Federer came out alongside Wawrinka on the second day against the makeshift doubles pairing of singles No. 8 Mardy Fish and a twin-less Mike Bryan. This was a chance to get off the ropes, and if it were going to happen, Federer would have to play a big part. The Swiss had no doubles specialists to play alongside their singles No. 1, but these two aren't exactly an unproven pair, they did win Olympic gold as a team in 2008.
On the American side, Fish is best known for his singles prowess, but he's actually won more doubles titles than singles, eight versus six. While Fish has never won a tournament above the 250-level in singles, he won a Masters 1000 doubles crown (Indian Wells in 2009). Fish, yesterday, partnered Mike Bryan, a 13-time major champion with a career grand slam of his own in doubles. Still, they were playing Roger Federer on clay, in Switzerland. In every plausible scenario in which the US won this tie, it was 3-2 and the doubles point was pivotal to delivering the result. After Friday's shocking result, the pressure shifted. Now, the doubles point was do or die for the Swiss.
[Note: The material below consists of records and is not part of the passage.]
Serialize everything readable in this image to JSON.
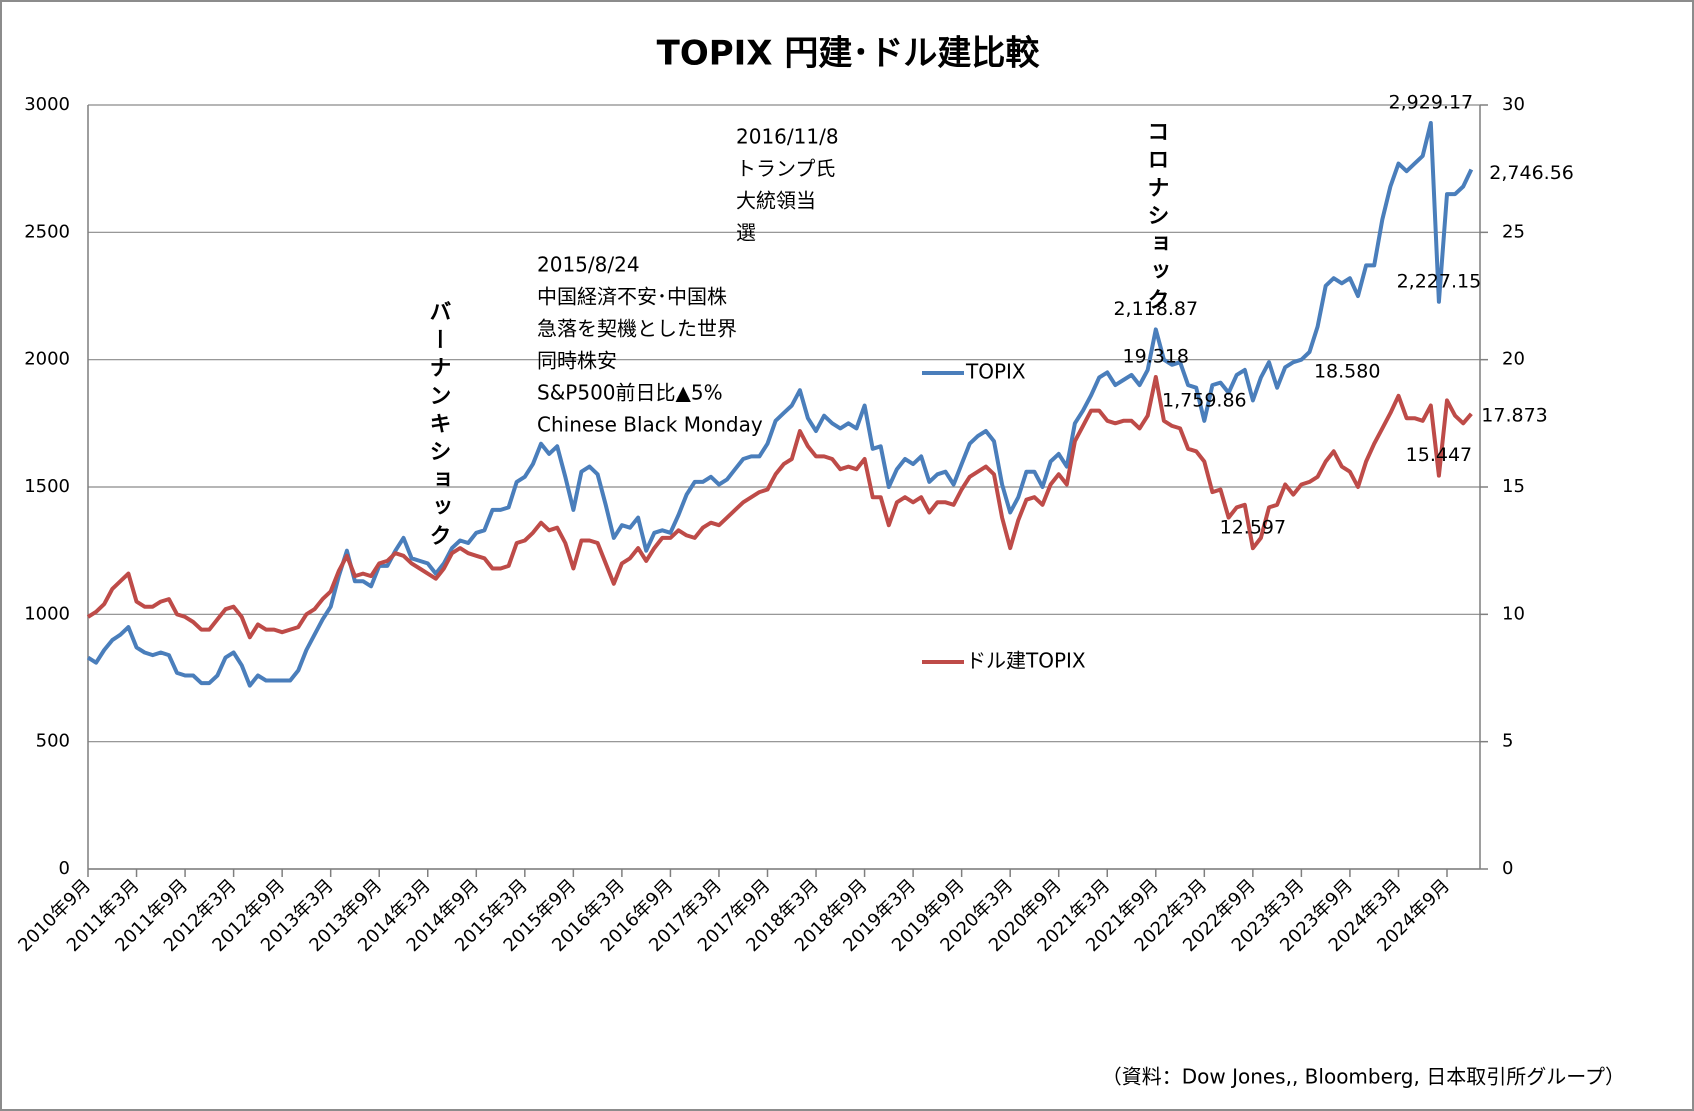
{
  "chart_data": {
    "type": "line",
    "title": "TOPIX 円建･ドル建比較",
    "categories": [
      "2010年9月",
      null,
      null,
      null,
      null,
      null,
      "2011年3月",
      null,
      null,
      null,
      null,
      null,
      "2011年9月",
      null,
      null,
      null,
      null,
      null,
      "2012年3月",
      null,
      null,
      null,
      null,
      null,
      "2012年9月",
      null,
      null,
      null,
      null,
      null,
      "2013年3月",
      null,
      null,
      null,
      null,
      null,
      "2013年9月",
      null,
      null,
      null,
      null,
      null,
      "2014年3月",
      null,
      null,
      null,
      null,
      null,
      "2014年9月",
      null,
      null,
      null,
      null,
      null,
      "2015年3月",
      null,
      null,
      null,
      null,
      null,
      "2015年9月",
      null,
      null,
      null,
      null,
      null,
      "2016年3月",
      null,
      null,
      null,
      null,
      null,
      "2016年9月",
      null,
      null,
      null,
      null,
      null,
      "2017年3月",
      null,
      null,
      null,
      null,
      null,
      "2017年9月",
      null,
      null,
      null,
      null,
      null,
      "2018年3月",
      null,
      null,
      null,
      null,
      null,
      "2018年9月",
      null,
      null,
      null,
      null,
      null,
      "2019年3月",
      null,
      null,
      null,
      null,
      null,
      "2019年9月",
      null,
      null,
      null,
      null,
      null,
      "2020年3月",
      null,
      null,
      null,
      null,
      null,
      "2020年9月",
      null,
      null,
      null,
      null,
      null,
      "2021年3月",
      null,
      null,
      null,
      null,
      null,
      "2021年9月",
      null,
      null,
      null,
      null,
      null,
      "2022年3月",
      null,
      null,
      null,
      null,
      null,
      "2022年9月",
      null,
      null,
      null,
      null,
      null,
      "2023年3月",
      null,
      null,
      null,
      null,
      null,
      "2023年9月",
      null,
      null,
      null,
      null,
      null,
      "2024年3月",
      null,
      null,
      null,
      null,
      null,
      "2024年9月",
      null,
      null,
      null
    ],
    "series": [
      {
        "name": "TOPIX",
        "color": "#4a7ebb",
        "label_color": "#2e86c1",
        "values": [
          830,
          810,
          860,
          899,
          920,
          950,
          870,
          850,
          840,
          850,
          840,
          770,
          760,
          760,
          730,
          730,
          760,
          830,
          850,
          800,
          720,
          760,
          740,
          740,
          740,
          740,
          780,
          860,
          920,
          980,
          1030,
          1150,
          1250,
          1130,
          1130,
          1110,
          1190,
          1190,
          1250,
          1300,
          1220,
          1210,
          1200,
          1160,
          1200,
          1260,
          1290,
          1280,
          1320,
          1330,
          1410,
          1410,
          1420,
          1520,
          1540,
          1590,
          1670,
          1630,
          1660,
          1540,
          1410,
          1560,
          1580,
          1550,
          1430,
          1300,
          1350,
          1340,
          1380,
          1250,
          1320,
          1330,
          1320,
          1390,
          1470,
          1520,
          1520,
          1540,
          1510,
          1530,
          1570,
          1610,
          1620,
          1620,
          1670,
          1760,
          1790,
          1820,
          1880,
          1770,
          1720,
          1780,
          1750,
          1730,
          1750,
          1730,
          1820,
          1650,
          1660,
          1500,
          1570,
          1610,
          1590,
          1620,
          1520,
          1550,
          1560,
          1510,
          1590,
          1670,
          1700,
          1720,
          1680,
          1510,
          1400,
          1460,
          1560,
          1560,
          1500,
          1600,
          1630,
          1580,
          1750,
          1800,
          1860,
          1930,
          1950,
          1900,
          1920,
          1940,
          1900,
          1960,
          2118.87,
          2000,
          1980,
          1990,
          1900,
          1890,
          1759.86,
          1900,
          1910,
          1870,
          1940,
          1960,
          1840,
          1930,
          1990,
          1890,
          1970,
          1990,
          2000,
          2030,
          2130,
          2290,
          2320,
          2300,
          2320,
          2250,
          2370,
          2370,
          2550,
          2680,
          2770,
          2740,
          2770,
          2800,
          2929.17,
          2227.15,
          2650,
          2650,
          2680,
          2746.56
        ],
        "value_labels": [
          null,
          null,
          null,
          null,
          null,
          null,
          null,
          null,
          null,
          null,
          null,
          null,
          null,
          null,
          null,
          null,
          null,
          null,
          null,
          null,
          null,
          null,
          null,
          null,
          null,
          null,
          null,
          null,
          null,
          null,
          null,
          null,
          null,
          null,
          null,
          null,
          null,
          null,
          null,
          null,
          null,
          null,
          null,
          null,
          null,
          null,
          null,
          null,
          null,
          null,
          null,
          null,
          null,
          null,
          null,
          null,
          null,
          null,
          null,
          null,
          null,
          null,
          null,
          null,
          null,
          null,
          null,
          null,
          null,
          null,
          null,
          null,
          null,
          null,
          null,
          null,
          null,
          null,
          null,
          null,
          null,
          null,
          null,
          null,
          null,
          null,
          null,
          null,
          null,
          null,
          null,
          null,
          null,
          null,
          null,
          null,
          null,
          null,
          null,
          null,
          null,
          null,
          null,
          null,
          null,
          null,
          null,
          null,
          null,
          null,
          null,
          null,
          null,
          null,
          null,
          null,
          null,
          null,
          null,
          null,
          null,
          null,
          null,
          null,
          null,
          null,
          null,
          null,
          null,
          null,
          null,
          null,
          "2,118.87",
          null,
          null,
          null,
          null,
          null,
          "1,759.86",
          null,
          null,
          null,
          null,
          null,
          null,
          null,
          null,
          null,
          null,
          null,
          null,
          null,
          null,
          null,
          null,
          null,
          null,
          null,
          null,
          null,
          null,
          null,
          null,
          null,
          null,
          null,
          "2,929.17",
          "2,227.15",
          null,
          null,
          null,
          "2,746.56"
        ]
      },
      {
        "name": "ドル建TOPIX",
        "color": "#be4b48",
        "label_color": "#e02020",
        "axis": "y2",
        "values": [
          9.9,
          10.1,
          10.4,
          11.0,
          11.3,
          11.6,
          10.5,
          10.3,
          10.3,
          10.5,
          10.6,
          10.0,
          9.9,
          9.7,
          9.4,
          9.4,
          9.8,
          10.2,
          10.3,
          9.9,
          9.1,
          9.6,
          9.4,
          9.4,
          9.3,
          9.4,
          9.5,
          10.0,
          10.2,
          10.6,
          10.9,
          11.7,
          12.3,
          11.5,
          11.6,
          11.5,
          12.0,
          12.1,
          12.4,
          12.3,
          12.0,
          11.8,
          11.6,
          11.4,
          11.8,
          12.4,
          12.6,
          12.4,
          12.3,
          12.2,
          11.8,
          11.8,
          11.9,
          12.8,
          12.9,
          13.2,
          13.6,
          13.3,
          13.4,
          12.8,
          11.8,
          12.9,
          12.9,
          12.8,
          12.0,
          11.2,
          12.0,
          12.2,
          12.6,
          12.1,
          12.6,
          13.0,
          13.0,
          13.3,
          13.1,
          13.0,
          13.4,
          13.6,
          13.5,
          13.8,
          14.1,
          14.4,
          14.6,
          14.8,
          14.9,
          15.5,
          15.9,
          16.1,
          17.2,
          16.6,
          16.2,
          16.2,
          16.1,
          15.7,
          15.8,
          15.7,
          16.1,
          14.6,
          14.6,
          13.5,
          14.4,
          14.6,
          14.4,
          14.6,
          14.0,
          14.4,
          14.4,
          14.3,
          14.9,
          15.4,
          15.6,
          15.8,
          15.5,
          13.8,
          12.6,
          13.7,
          14.5,
          14.6,
          14.3,
          15.1,
          15.5,
          15.1,
          16.8,
          17.4,
          18.0,
          18.0,
          17.6,
          17.5,
          17.6,
          17.6,
          17.3,
          17.8,
          19.318,
          17.6,
          17.4,
          17.3,
          16.5,
          16.4,
          16.0,
          14.8,
          14.9,
          13.8,
          14.2,
          14.3,
          12.597,
          13.0,
          14.2,
          14.3,
          15.1,
          14.7,
          15.1,
          15.2,
          15.4,
          16.0,
          16.4,
          15.8,
          15.6,
          15.0,
          16.0,
          16.7,
          17.3,
          17.9,
          18.58,
          17.7,
          17.7,
          17.6,
          18.2,
          15.447,
          18.4,
          17.8,
          17.5,
          17.873
        ],
        "value_labels": [
          null,
          null,
          null,
          null,
          null,
          null,
          null,
          null,
          null,
          null,
          null,
          null,
          null,
          null,
          null,
          null,
          null,
          null,
          null,
          null,
          null,
          null,
          null,
          null,
          null,
          null,
          null,
          null,
          null,
          null,
          null,
          null,
          null,
          null,
          null,
          null,
          null,
          null,
          null,
          null,
          null,
          null,
          null,
          null,
          null,
          null,
          null,
          null,
          null,
          null,
          null,
          null,
          null,
          null,
          null,
          null,
          null,
          null,
          null,
          null,
          null,
          null,
          null,
          null,
          null,
          null,
          null,
          null,
          null,
          null,
          null,
          null,
          null,
          null,
          null,
          null,
          null,
          null,
          null,
          null,
          null,
          null,
          null,
          null,
          null,
          null,
          null,
          null,
          null,
          null,
          null,
          null,
          null,
          null,
          null,
          null,
          null,
          null,
          null,
          null,
          null,
          null,
          null,
          null,
          null,
          null,
          null,
          null,
          null,
          null,
          null,
          null,
          null,
          null,
          null,
          null,
          null,
          null,
          null,
          null,
          null,
          null,
          null,
          null,
          null,
          null,
          null,
          null,
          null,
          null,
          null,
          null,
          "19.318",
          null,
          null,
          null,
          null,
          null,
          null,
          null,
          null,
          null,
          null,
          null,
          "12.597",
          null,
          null,
          null,
          null,
          null,
          null,
          null,
          null,
          null,
          null,
          null,
          null,
          null,
          null,
          null,
          null,
          null,
          "18.580",
          null,
          null,
          null,
          null,
          "15.447",
          null,
          null,
          null,
          "17.873"
        ]
      }
    ],
    "ylim": [
      0,
      3000
    ],
    "yticks": [
      0,
      500,
      1000,
      1500,
      2000,
      2500,
      3000
    ],
    "y2lim": [
      0,
      30
    ],
    "y2ticks": [
      0,
      5,
      10,
      15,
      20,
      25,
      30
    ],
    "grid": true,
    "annotations": [
      {
        "lines": [
          "2016/11/8",
          "トランプ氏",
          "大統領当",
          "選"
        ]
      },
      {
        "lines": [
          "2015/8/24",
          "中国経済不安･中国株",
          "急落を契機とした世界",
          "同時株安",
          "S&P500前日比▲5%",
          "Chinese Black Monday"
        ]
      },
      {
        "lines": [
          "バーナンキショック"
        ],
        "vertical": true
      },
      {
        "lines": [
          "コロナショック"
        ],
        "vertical": true
      }
    ],
    "source": "（資料：Dow Jones,, Bloomberg, 日本取引所グループ）"
  }
}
Federer & Wawrinka got off to a good start, breaking Mardy Fish in the first game and riding that to a first set win, but when all was said and done, the Americans would prevail 4-6, 6-3, 6-3, 6-3. While the Americans move on in the Davis Cup, Federer and the Swiss were sent down to defeat. Looking back to Australia, the World No. 3 has lost his last three matches. When was the last time that happened?
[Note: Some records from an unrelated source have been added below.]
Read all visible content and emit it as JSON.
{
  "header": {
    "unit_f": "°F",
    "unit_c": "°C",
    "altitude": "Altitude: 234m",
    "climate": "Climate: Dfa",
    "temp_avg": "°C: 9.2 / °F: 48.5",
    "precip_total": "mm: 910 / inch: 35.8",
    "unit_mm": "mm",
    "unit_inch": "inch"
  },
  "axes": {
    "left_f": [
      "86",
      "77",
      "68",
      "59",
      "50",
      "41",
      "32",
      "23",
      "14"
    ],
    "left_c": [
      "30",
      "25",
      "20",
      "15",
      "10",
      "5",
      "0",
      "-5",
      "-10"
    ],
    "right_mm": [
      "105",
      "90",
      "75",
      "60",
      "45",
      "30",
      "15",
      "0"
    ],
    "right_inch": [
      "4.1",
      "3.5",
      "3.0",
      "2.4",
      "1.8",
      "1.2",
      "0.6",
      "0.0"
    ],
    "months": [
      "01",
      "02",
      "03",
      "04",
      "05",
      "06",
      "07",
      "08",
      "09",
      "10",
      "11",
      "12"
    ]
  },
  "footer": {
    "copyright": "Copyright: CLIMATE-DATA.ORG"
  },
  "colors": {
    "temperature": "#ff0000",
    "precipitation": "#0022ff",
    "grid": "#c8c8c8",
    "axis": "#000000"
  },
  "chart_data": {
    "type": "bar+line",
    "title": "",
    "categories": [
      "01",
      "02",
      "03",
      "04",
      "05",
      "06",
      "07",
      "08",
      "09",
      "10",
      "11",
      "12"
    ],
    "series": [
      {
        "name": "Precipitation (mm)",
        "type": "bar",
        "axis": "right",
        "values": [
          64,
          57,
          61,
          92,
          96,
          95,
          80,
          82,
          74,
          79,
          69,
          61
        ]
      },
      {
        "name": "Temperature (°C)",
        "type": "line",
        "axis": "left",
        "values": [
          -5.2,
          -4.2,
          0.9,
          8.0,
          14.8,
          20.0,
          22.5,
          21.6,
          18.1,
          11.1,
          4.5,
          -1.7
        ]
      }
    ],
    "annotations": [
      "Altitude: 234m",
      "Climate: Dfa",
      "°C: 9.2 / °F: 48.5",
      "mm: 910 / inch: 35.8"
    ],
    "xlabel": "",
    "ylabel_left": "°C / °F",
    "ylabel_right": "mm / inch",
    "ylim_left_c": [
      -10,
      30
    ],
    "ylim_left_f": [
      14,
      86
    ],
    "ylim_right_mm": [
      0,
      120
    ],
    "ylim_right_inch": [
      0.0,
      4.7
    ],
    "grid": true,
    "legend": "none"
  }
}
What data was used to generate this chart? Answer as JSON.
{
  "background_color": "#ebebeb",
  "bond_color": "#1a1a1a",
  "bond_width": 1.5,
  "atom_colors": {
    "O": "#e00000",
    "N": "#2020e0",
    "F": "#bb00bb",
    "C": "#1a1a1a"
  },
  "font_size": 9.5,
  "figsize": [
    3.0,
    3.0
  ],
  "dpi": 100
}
Federer has long prioritized Grand Slam play over Davis Cup, but one had to believe that his willingness to significantly alter his routine and travel to Switzerland instead of doing his usual February conditioning work in Dubai meant something. Presumably, it signaled a change in his feeling about the event, a sudden desire to see if he could will Switzerland to the title, or at least into the next round. At this point in Federer's career it's all about the legacy. Federer's pursuit of grand slam glory throughout his career and the nervousness with which he won that pivotal 2009 French Open (after Nadal had been cleared from his path) show he's far from blind to that fact. It's hard to believe given his reverence for the history of the game, that winning the Davis Cup isn't on Federer's tennis bucket list. Why? Well, of the few Open era players that can be considered of a similar caliber to Federer (Sampras, Borg, Laver, Nadal, Agassi), every single one of them has helped their nation claim the Davis Cup. Even recent rival Novak Djokovic has already delivered Serbia a drink from the Davis Cup.
Granted, Federer's done a number of things the other would-be GOATs haven't, but with every passing year that Federer doesn't make a serious assault on the Davis Cup it leaves a question and a line on his resume open. A hole that presumably, time is running out to fill.